Like many antique rugs, Hereke rugs feature subtle, muted colors that span the spectrum. They also feature intricate designs from edge to edge. Hereke rugs can range from small 6’x4′ rugs that will cover a small piece of a room to massive, room-spanning 22’x14′ carpets. Each one will serve as a unique piece of art with its own distinct flair.
Originally intended to furnish palaces, Hereke rugs were made throughout the 1800’s. To fit their palatial purposes, Hereke rugs are not only made of cotton, wool, or silk, but many also feature threads of gold or silver.
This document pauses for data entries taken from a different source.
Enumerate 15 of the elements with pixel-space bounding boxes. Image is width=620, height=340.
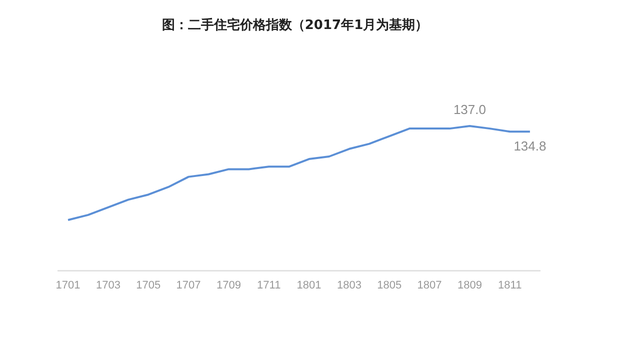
x-tick-label: 1703 (96, 279, 120, 292)
x-tick-label: 1801 (296, 279, 322, 292)
data-label: 134.8 (514, 138, 546, 154)
x-tick-label: 1705 (136, 279, 161, 292)
x-tick-label: 1805 (377, 279, 402, 292)
x-tick-label: 1711 (257, 279, 281, 292)
chart-title: 图：二手住宅价格指数（2017年1月为基期） (162, 17, 428, 34)
x-tick-label: 1707 (176, 279, 201, 292)
data-label: 137.0 (453, 102, 486, 118)
x-tick-label: 1809 (457, 279, 482, 292)
x-tick-label: 1807 (417, 279, 442, 292)
x-tick-label: 1701 (56, 279, 80, 292)
x-tick-label: 1803 (336, 279, 362, 292)
x-tick-label: 1811 (498, 279, 522, 292)
x-tick-label: 1709 (216, 279, 241, 292)
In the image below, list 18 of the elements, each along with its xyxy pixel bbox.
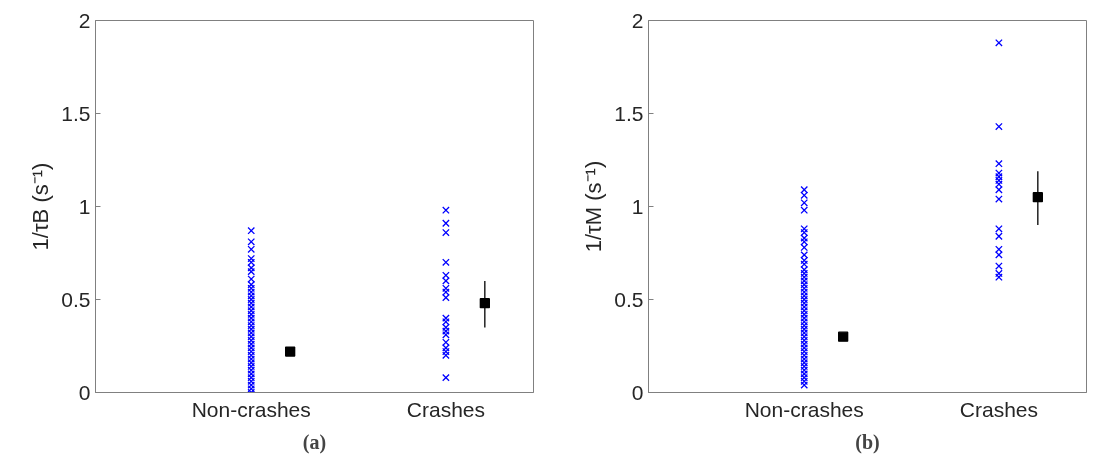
y-tick-label: 1.5 [614,101,644,125]
x-tick-label: Crashes [959,397,1039,421]
y-tick-label: 1.5 [61,101,91,125]
x-tick-label: Non-crashes [191,397,311,421]
y-tick-label: 0.5 [614,287,644,311]
x-tick-label: Crashes [406,397,485,421]
y-tick-label: 0.5 [61,287,91,311]
y-tick-label: 2 [78,8,91,32]
x-tick-label: Non-crashes [744,397,864,421]
text: (b) [855,430,880,454]
text: (a) [302,430,327,454]
y-tick-label: 0 [631,380,644,404]
y-tick-label: 0 [78,380,91,404]
y-tick-label: 1 [631,194,644,218]
y-tick-label: 2 [631,8,644,32]
y-axis-title: 1/τB (s⁻¹) [28,162,54,251]
y-axis-title: 1/τM (s⁻¹) [581,160,607,253]
y-tick-label: 1 [78,194,91,218]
These threads help antique Hereke rugs stand out visually, and vastly increase their value among collectors.
While some Hereke rugs are still produced today, the most beautiful and valuable of them are the antiques. There is no need to worry about any degradation of quality over time, however. Even in the 1800’s, Hereke rugs were precisely made with double knots, and their patterns are still clearly visible and their colors have not faded. Collectors that can get their hands on an antique Hereke rug should absolutely take the chance to display such a classic piece of art.